Alternatives considered¶
| Option | Pros | Cons | Why not chosen |
|---|---|---|---|
| Placeholder ONNX (chosen) | Unblocks contract + integration in one PR; T6-7b is a weights-only change. | Not a real denoiser yet; downstream consumers must wait for T6-7b before deriving any actual quality benefit. | Picked. Smoke-only is clearly labelled in the registry (smoke: true) and the sidecar JSON. |
| Real upstream weights (m-tassano) | Working denoiser day one. | Upstream repo isn't release-tagged; vendoring the checkpoint reproducibly requires manual download + a license-attribution step we'd want to land in a separate PR with the FFmpeg filter glue. | Deferred to T6-7b; bundle the weights drop with the FFmpeg-side filter that actually consumes them. |
| Train a fresh checkpoint locally | No license/sourcing concern; full control over architecture. | Hours of training + dataset prep; out-of-scope for a single PR. | Not done in this PR; could be revisited if upstream weights become unavailable. |
| Pre-filter as a new "preprocessor" registry slot (not a feature extractor) | Cleaner conceptual separation between scoring and pre-filtering. | New registry shape would need its own discovery + lifecycle plumbing across feature_extractor.c, the CLI, and the FFmpeg filter wiring; ~3× the surface area for the same first-PR outcome. | Use the existing extractor slot for now; keep the refactor as a follow-up if the second pre-filter (e.g. learned chroma denoise) lands. |
| 3-frame window instead of 5-frame | Simpler ring buffer, less memory. | Diverges from the published FastDVDnet contract that downstream consumers will expect. | Stick with 5-frame to match the paper. |
| Direct frame-buffer hand-off (skip the score scalar) | Closer to the "pre-filter, not a metric" intent. | Breaks the per-frame plumbing's expectation that every registered extractor appends something per index; downstream feature_collector code would need a special case. | Emit the scalar residual as a sanity record; the buffer hand-off lives on the FFmpeg side (T6-7b). |
| ORT EP selection (force CPU vs auto) | Predictable inference path; no surprise device fallback. | Defeats the multi-EP design that the rest of the tiny-AI surface inherits from vmaf_dnn_session_open. | Use VMAF_DNN_DEVICE_AUTO (the default) — same as lpips_sq. |
Consequences¶
- Positive: Wave 1 §3.3 row shipped; the FFmpeg filter T6-7b is now a swap-in-the-real-weights plus filter-glue PR. The 5-frame ring + edge clamp behaviour is fixed in C and exercised by the unit test shape contract.

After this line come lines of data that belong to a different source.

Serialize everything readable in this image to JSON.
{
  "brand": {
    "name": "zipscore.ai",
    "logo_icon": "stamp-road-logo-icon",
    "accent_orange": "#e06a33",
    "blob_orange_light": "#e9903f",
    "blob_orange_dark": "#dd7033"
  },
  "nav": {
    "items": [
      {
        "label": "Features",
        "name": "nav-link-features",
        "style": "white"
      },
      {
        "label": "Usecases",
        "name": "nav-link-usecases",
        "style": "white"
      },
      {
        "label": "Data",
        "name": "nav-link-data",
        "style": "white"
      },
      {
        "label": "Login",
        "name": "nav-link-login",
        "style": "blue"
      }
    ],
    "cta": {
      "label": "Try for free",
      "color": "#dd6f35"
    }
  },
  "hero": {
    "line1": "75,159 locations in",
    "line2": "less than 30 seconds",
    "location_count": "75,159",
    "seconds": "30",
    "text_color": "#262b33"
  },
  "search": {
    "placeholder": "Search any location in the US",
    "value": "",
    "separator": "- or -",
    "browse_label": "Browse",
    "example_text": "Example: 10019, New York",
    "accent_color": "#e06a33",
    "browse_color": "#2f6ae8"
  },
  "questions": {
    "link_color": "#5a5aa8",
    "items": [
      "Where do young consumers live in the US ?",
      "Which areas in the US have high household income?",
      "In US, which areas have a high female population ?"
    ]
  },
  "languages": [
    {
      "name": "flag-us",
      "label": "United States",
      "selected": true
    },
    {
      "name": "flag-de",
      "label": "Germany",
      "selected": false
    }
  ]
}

- Negative: The shipped ONNX is not a real denoiser. Anyone running
vmaf --feature fastdvdnet_preagainst the placeholder will see a near-identity pass-through with a tiny random perturbation. The registry entry'ssmoke: trueflag and the sidecar'snotesfield both call this out; the user-facing doc spells out the path to T6-7b. - Neutral / follow-ups:
- T6-7b: vendor the upstream FastDVDnet weights (or train a fork-owned checkpoint), drop them under
model/tiny/fastdvdnet_pre.onnx, flipsmoke: falsein the registry, and ship the FFmpegvmaf_pre_temporalfilter that actually consumes the denoised frame buffer. - AGENTS.md invariant: the 5-frame-window contract + ring-buffer edge-clamp behaviour are now load-bearing; any rebase that touches
fastdvdnet_pre.cmust preserve both. - Op allowlist: the placeholder graph uses only ops already in
core/src/dnn/op_allowlist.c(Conv,Relu,Slice,Mul,Add,Clip,Constant); the real FastDVDnet weights drop will need to verify the allowlist still covers the upstream graph's ops before flipping the smoke flag.
References¶
- Tassano, Delon, Veit, FastDVDnet: Towards Real-Time Deep Video Denoising Without Flow Estimation, CVPR 2020. arXiv:1907.01361.
- Reference implementation: github.com/m-tassano/fastdvdnet (MIT-licensed PyTorch checkpoint).
docs/ai/roadmap.md§3.3 — Wave 1 row that schedules this work.- ADR-0042 — tiny-AI 5-point per-PR doc bar.
- ADR-0107 — Wave 1 scope.
- ADR-0168 — baseline tiny-AI checkpoint shape we mirror.
- Source:
req— backlog row T6-7 in.workingdir2/BACKLOG.md("FastDVDnet temporal pre-filter (5-frame window). Wave 1 — temporal denoising pre-filter via ORT integration. Deferred if Wave 1 is too wide; still in-scope.").